O uruguaio Eduardo Galeno,
recentemente falecido (abril de 2015), é um exemplo de multissensibilidade.
Poeta, pensador, jornalista e escritor de mais de 40 livros, abordou temas
ligados à ficção literária, história e política. Polêmico, escreveu As veias abertas da América Latina, uma
obra que, por muitos anos, foi citada como exemplo da opressão dos povos
latino-americanos pelas potências globais (Europa e Estados Unidos). E, para
surpresa de muitos, 40 anos depois da edição, Galeano criticou fortemente seu
próprio livro, classificando-o como um texto despreparado e que nem ele próprio
leria nos tempos atuais. Um exemplo vivo de adoção, na realidade, de uma de
suas frases mais conhecidas: “Somos o que fazemos, mas somos, principalmente, o
que fazemos para mudar o que somos”.
Qual a relação desse caso com o
título deste artigo? Como o desconhecido pode ser mais facilmente definido com
a ajuda e os exemplos de Eduardo Galeano? Com a sensibilidade de um novo olhar.
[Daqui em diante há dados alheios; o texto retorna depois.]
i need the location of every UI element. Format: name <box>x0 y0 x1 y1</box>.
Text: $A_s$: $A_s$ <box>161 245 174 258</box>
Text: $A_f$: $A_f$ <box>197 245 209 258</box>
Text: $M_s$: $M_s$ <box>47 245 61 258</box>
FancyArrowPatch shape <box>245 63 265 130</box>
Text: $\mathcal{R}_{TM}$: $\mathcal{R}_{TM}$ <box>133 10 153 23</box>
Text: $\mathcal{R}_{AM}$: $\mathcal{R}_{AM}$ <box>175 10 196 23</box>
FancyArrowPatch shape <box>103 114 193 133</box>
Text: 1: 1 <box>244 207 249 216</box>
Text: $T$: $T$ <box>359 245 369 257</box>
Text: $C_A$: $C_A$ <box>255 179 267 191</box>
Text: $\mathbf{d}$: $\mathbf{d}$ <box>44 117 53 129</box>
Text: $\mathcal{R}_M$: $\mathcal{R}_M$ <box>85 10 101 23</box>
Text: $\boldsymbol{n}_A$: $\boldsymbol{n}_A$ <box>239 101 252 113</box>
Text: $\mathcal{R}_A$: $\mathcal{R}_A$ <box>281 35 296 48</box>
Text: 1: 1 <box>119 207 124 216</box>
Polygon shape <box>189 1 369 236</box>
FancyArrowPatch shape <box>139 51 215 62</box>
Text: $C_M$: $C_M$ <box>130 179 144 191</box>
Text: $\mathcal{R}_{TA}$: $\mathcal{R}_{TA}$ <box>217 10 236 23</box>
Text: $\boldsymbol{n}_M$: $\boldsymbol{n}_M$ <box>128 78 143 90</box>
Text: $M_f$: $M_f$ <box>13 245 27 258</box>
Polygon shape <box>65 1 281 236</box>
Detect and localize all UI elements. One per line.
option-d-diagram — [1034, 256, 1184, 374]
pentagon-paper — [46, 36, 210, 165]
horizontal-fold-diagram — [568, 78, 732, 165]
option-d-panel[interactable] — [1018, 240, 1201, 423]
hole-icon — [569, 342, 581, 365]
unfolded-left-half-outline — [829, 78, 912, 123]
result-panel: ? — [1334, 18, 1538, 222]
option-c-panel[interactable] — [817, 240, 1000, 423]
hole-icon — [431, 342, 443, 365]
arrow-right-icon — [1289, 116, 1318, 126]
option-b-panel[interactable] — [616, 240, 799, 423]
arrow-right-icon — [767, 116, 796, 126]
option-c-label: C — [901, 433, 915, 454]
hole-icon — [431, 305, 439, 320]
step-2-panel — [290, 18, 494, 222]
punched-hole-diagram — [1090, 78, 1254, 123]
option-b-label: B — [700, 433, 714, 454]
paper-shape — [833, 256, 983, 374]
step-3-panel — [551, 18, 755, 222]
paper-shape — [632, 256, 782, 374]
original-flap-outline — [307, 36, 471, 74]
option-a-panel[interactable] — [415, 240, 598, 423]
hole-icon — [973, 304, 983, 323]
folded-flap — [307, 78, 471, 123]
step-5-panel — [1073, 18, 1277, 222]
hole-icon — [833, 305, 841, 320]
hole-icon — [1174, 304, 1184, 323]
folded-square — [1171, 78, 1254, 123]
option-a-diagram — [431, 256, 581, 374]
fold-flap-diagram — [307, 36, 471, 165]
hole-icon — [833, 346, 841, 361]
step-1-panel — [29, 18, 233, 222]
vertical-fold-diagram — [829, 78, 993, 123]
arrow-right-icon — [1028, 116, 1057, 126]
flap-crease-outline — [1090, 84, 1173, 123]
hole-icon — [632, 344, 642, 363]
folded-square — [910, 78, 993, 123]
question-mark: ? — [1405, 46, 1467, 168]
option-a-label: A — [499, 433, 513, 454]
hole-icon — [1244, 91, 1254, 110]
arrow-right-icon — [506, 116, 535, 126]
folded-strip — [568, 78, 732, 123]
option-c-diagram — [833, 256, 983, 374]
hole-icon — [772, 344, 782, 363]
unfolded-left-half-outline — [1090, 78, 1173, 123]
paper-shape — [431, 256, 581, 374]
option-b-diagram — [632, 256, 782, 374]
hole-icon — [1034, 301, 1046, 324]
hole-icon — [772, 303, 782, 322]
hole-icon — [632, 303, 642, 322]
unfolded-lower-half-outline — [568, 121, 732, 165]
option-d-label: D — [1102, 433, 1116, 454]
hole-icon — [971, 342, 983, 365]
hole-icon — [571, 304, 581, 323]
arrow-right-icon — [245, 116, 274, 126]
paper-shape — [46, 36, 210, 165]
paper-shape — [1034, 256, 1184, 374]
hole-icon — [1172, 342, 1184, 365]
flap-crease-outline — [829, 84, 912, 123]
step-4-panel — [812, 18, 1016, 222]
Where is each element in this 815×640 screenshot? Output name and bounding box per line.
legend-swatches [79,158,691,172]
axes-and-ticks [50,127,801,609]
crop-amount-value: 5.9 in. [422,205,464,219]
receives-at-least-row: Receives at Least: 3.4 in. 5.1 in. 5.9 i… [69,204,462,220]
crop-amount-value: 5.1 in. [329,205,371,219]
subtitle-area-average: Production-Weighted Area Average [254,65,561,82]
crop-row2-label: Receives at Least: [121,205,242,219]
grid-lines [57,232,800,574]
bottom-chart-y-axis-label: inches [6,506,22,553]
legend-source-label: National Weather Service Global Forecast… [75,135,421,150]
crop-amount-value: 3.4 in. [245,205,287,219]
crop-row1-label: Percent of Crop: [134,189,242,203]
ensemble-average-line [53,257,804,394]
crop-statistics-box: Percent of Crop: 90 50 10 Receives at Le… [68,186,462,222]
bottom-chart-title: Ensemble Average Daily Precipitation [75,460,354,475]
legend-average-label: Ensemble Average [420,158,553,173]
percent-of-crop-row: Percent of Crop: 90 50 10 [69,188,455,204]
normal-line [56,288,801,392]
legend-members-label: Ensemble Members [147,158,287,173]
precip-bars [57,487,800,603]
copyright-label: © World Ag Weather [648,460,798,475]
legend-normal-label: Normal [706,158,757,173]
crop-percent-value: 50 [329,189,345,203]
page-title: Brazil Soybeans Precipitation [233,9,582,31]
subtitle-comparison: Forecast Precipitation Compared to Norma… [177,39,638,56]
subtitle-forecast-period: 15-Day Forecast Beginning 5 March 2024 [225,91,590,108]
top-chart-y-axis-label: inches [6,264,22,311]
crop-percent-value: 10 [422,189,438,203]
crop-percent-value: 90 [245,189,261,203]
Aquele desejo de aprendizado do garoto que pede ao pai que o ensine a olhar. Ou
a coragem de alguém célebre colocar a vaidade de lado e criticar sua própria
obra.
Precisamos cultivar, nestes tempos
difíceis, um novo olhar, desligado de visões estanques e crenças arraigadas no
passado. O desconhecido nos inquieta e assombra. Em momentos de incerteza e
ambiguidade, como lidar com o inesperado? Como manter a paz de espírito e o
equilíbrio das decisões?
Não há resposta fácil, mas
certamente o resgate da sensibilidade pode ser uma tentativa de aprender com a
própria incerteza, de refletir sobre o potencial atrofiado de descobertas que
cada um de nós pode acionar no lugar da inquietude e dos desacertos.
Os tempos recentes determinaram
algumas verdades estabelecidas, vários estereótipos e clichês que vêm marcando
o nosso olhar do cotidiano, nossa maneira de pensar, sentir, julgar e agir.
Entretanto, a avalanche de mudanças e o turbilhão de fatos inesperados a cada
manchete de jornal pedem um tempo de serenidade, cada um com o seu contexto de
vida, seus valores, dúvidas e anseios. Cada um com o olhar sensível e alerta
para lidar com o desconhecido, o “decifra-me ou te devoro” de cada ser humano.